Los ministros que han alcanzado la edad de cuarenta o cincuenta años no deben creer que su labor es menos eficiente a esa edad que cuando eran más jóvenes. Los hombres entrados en años y experiencia son los que impulsan esfuerzos potentes y en la dirección correcta. Son especialmente necesarios en este tiempo. Las iglesias no pueden iniciar su viaje sin ellos. Esos hombres no deben hablar de debilidad mental o física ni creer que los días de su utilidad ya pasaron. 4TPI 265.3

Muchos de ellos han sufrido fuertes cargas mentales que no fueron aliviadas con el ejercicio físico. El resultado es el deterioro de sus fuerzas y una tendencia a eludir responsabilidades. Necesitan más trabajo activo. Esto no se limita sólo a aquellos cuya cabeza hay plateado el paso del tiempo, los hombres jóvenes han caído en ese mismo estado y se han debilitado mentalmente.

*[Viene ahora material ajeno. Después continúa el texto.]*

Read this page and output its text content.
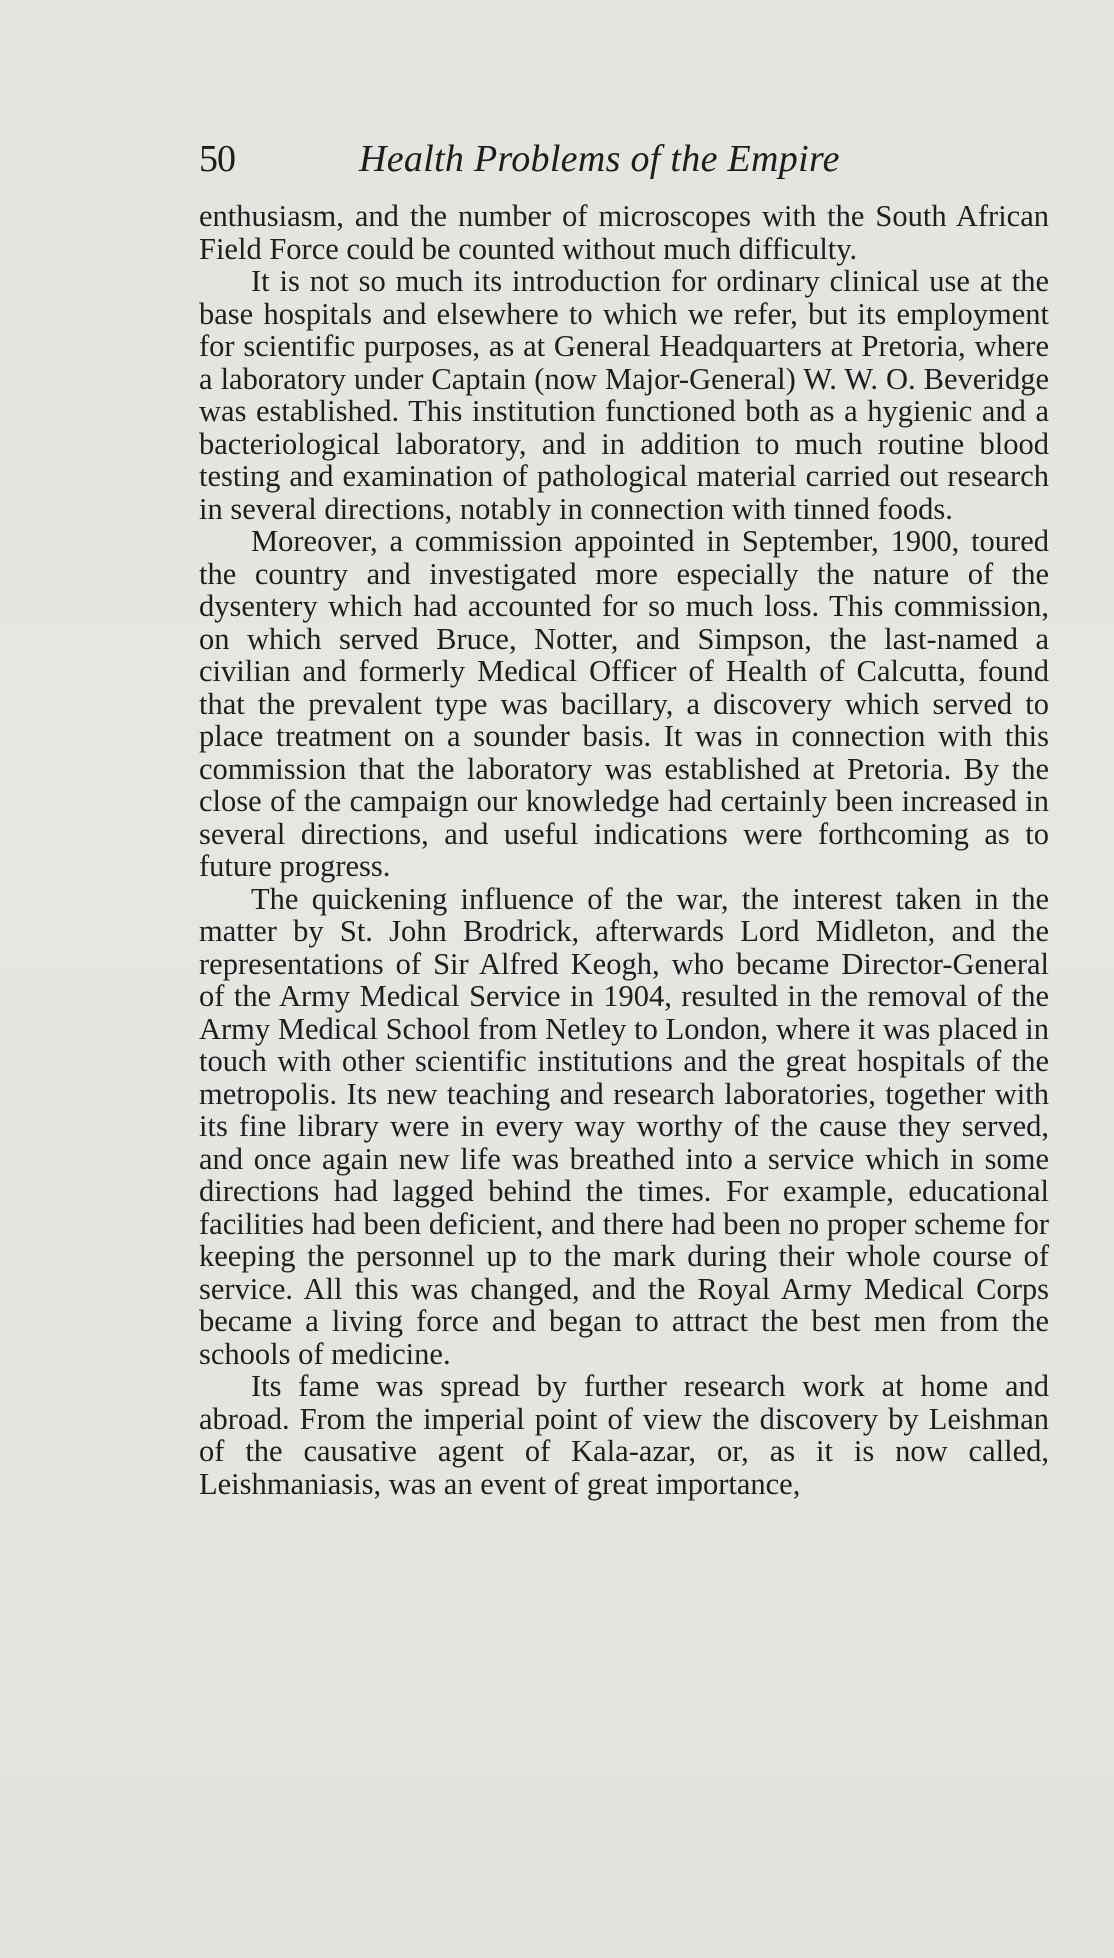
50	Health Problems of the Empire

enthusiasm, and the number of microscopes with the South African Field Force could be counted without much difficulty.

It is not so much its introduction for ordinary clinical use at the base hospitals and elsewhere to which we refer, but its employment for scientific purposes, as at General Headquarters at Pretoria, where a laboratory under Captain (now Major-General) W. W. O. Beveridge was established. This institution functioned both as a hygienic and a bacteriological laboratory, and in addition to much routine blood testing and examination of pathological material carried out research in several directions, notably in connection with tinned foods.

Moreover, a commission appointed in September, 1900, toured the country and investigated more especially the nature of the dysentery which had accounted for so much loss. This commission, on which served Bruce, Notter, and Simpson, the last-named a civilian and formerly Medical Officer of Health of Calcutta, found that the prevalent type was bacillary, a discovery which served to place treatment on a sounder basis. It was in connection with this commission that the laboratory was established at Pretoria. By the close of the campaign our knowledge had certainly been increased in several directions, and useful indications were forthcoming as to future progress.

The quickening influence of the war, the interest taken in the matter by St. John Brodrick, afterwards Lord Midleton, and the representations of Sir Alfred Keogh, who became Director-General of the Army Medical Service in 1904, resulted in the removal of the Army Medical School from Netley to London, where it was placed in touch with other scientific institutions and the great hospitals of the metropolis. Its new teaching and research laboratories, together with its fine library were in every way worthy of the cause they served, and once again new life was breathed into a service which in some directions had lagged behind the times. For example, educational facilities had been deficient, and there had been no proper scheme for keeping the personnel up to the mark during their whole course of service. All this was changed, and the Royal Army Medical Corps became a living force and began to attract the best men from the schools of medicine.

Its fame was spread by further research work at home and abroad. From the imperial point of view the discovery by Leishman of the causative agent of Kala-azar, or, as it is now called, Leishmaniasis, was an event of great importance,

Tienen una lista de discursos establecidos y si van más allá de sus límites pierden toda referencia. 4TPI 266.1

El pastor a la antigua usanza, el que viajaba a lomos de su caballo y pasaba la mayor parte de su tiempo visitando a su rebaño, disfrutaba de mejor salud, a pesar de las dificultades y los peligros, que los actuales ministros, que evitan cualquier esfuerzo físico siempre que sea posible y se confinan en los libros. 4TPI 266.2

Los ministros entrados en años y experiencia deben sentir el deber, como siervos empleados por Dios, de seguir avanzando, progresando cada día, siendo más eficientes cada día en su labor y descubriendo constantemente material fresco para presentarlo al pueblo. Cada esfuerzo para exponer el evangelio ha de ser una mejora sobre el precedente. Es necesario que año tras año desarrollen una piedad más profunda, un espíritu más tierno, una espiritualidad mayor y un conocimiento más minucioso de la verdad de la Biblia. Cuanto mayores fuesen su edad y experiencia, más habilidad tendrán de acercarse a los corazones del pueblo y tener un conocimiento más perfecto de ellos. 4TPI 266.3

Se necesitan hombres para este tiempo que no tengan miedo de levantar su voz por la justicia, sin importar quién se oponga a ellos. Deberían ser de integridad fuerte y probado coraje. La iglesia los necesita, Dios trabajará con sus esfuerzos para apoyar todas las ramas del ministerio del evangelio.